Alternative explanations for the epidemiologic association also include confounding and bias. Confounding could occur in
an epidemiologic study if a second exposure (other than magnetic field) had a real carcinogenic effect (i.e., it could induce childhood
leukemia) and this second exposure was also associated with magnetic field exposure. If the investigator has no knowledge on the
second exposure and cannot adjust for its effect then a spurious association between magnetic field and childhood leukemia may appear in the
study, even if there is no causal relationship between them.
Bias occurs in an epidemiologic study if, due to systematic errors, the effect of exposure on the risk of the disease
is erroneously over- or underestimated. Most common concern in case-control epidemiologic studies is control selection bias, which occurs if the
ratio of the selection probabilities of exposed cases and unexposed cases is not equal to the ratio of selection probabilities of exposed controls
and unexposed controls.
Currently there is a scientific uncertainty regarding the nature of the association between magnetic field and childhood
leukemia. This uncertainty could only be resolved with new insights and new results provided by targeted and focused scientific research. Research
work being conducted at the EMF Health Assessment Program of the Electric Power Research Institute (EPRI) targets two potential explanations for
the observed epidemiologic association: 1) control selection bias; and 2) confounding by exposure to contact current.

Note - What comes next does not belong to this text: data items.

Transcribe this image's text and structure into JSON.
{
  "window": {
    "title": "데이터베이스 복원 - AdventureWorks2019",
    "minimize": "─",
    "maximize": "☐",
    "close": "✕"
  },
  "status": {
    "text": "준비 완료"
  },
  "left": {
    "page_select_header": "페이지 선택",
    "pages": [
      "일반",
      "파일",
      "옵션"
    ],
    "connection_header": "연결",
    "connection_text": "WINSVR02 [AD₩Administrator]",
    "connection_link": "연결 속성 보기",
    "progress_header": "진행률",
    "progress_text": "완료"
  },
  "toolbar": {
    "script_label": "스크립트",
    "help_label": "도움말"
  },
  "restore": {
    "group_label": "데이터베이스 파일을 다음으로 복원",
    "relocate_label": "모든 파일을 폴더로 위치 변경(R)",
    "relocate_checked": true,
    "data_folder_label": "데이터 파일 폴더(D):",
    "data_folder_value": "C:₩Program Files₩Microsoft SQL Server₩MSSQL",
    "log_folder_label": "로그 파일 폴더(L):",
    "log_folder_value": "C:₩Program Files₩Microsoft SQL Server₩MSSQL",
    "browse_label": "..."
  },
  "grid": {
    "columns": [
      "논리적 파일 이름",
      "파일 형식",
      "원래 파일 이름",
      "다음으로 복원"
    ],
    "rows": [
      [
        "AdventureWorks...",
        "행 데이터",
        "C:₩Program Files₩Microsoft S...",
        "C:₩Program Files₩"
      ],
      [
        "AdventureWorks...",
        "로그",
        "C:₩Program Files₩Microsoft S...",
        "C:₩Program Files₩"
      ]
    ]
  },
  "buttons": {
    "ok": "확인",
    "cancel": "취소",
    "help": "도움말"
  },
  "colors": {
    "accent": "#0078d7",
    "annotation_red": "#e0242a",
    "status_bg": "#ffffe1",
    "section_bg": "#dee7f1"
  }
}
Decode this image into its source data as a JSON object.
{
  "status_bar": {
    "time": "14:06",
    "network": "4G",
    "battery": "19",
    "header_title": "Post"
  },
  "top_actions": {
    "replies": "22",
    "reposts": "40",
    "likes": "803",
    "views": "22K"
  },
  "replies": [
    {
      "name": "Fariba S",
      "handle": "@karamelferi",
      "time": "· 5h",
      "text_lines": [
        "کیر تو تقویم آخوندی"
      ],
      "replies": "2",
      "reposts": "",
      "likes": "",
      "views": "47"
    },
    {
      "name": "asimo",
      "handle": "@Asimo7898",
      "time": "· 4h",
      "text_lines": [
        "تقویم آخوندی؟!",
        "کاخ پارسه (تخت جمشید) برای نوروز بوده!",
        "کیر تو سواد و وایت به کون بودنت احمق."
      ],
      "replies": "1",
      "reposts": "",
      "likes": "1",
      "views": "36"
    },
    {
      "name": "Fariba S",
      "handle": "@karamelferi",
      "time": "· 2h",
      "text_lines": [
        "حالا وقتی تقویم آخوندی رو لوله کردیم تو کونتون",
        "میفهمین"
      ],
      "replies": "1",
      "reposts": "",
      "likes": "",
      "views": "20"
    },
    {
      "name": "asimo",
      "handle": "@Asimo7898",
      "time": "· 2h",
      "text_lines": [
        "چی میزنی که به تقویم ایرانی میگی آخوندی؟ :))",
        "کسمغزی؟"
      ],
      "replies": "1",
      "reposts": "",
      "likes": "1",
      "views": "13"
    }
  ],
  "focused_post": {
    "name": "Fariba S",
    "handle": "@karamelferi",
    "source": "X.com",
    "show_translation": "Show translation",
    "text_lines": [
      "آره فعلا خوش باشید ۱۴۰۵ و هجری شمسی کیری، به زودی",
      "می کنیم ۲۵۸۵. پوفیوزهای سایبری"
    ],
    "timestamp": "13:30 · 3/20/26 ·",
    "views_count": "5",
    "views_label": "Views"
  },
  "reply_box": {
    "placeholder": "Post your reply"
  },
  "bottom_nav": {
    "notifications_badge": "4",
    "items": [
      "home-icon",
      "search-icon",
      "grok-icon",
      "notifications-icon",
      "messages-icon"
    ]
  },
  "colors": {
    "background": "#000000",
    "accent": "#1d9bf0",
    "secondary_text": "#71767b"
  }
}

Control selection bias hypothesis
The majority of epidemiologic studies of magnetic fields and childhood leukemia have been case-control studies where control selection bias
could be a legitimate and serious concern. Most of the expert panels have acknowledged that control selection bias cannot be ruled out as a possible
explanation for the observed epidemiologic association (Ahlbom et al., 2001; NRPB, 2001; IARC, 2002). In spite of the commonly expressed concern of
control selection bias, there is only limited data available to assess whether this type of bias really occurred in these studies, and if it
occurred then whether it explains the entire observed association or is only partially responsible.
Selection bias is hypothesized to occur through differential participation of controls and cases based on their
socio-economic status. Healthy subjects are, in general, less likely to participate in epidemiologic studies as controls than subjects with
specific diseases as cases. Participation may also vary by socioeconomic status; economically disadvantaged individuals are usually less likely to
volunteer to partake in an epidemiologic study. In addition, people in lower socioeconomic classes are thought more likely to live in homes with
higher than average magnetic field exposure. If there is a preponderance of non-participation among poorer and higher exposed controls than among
cases then it could result in a biased overestimation of relative risk in a case-control epidemiologic study.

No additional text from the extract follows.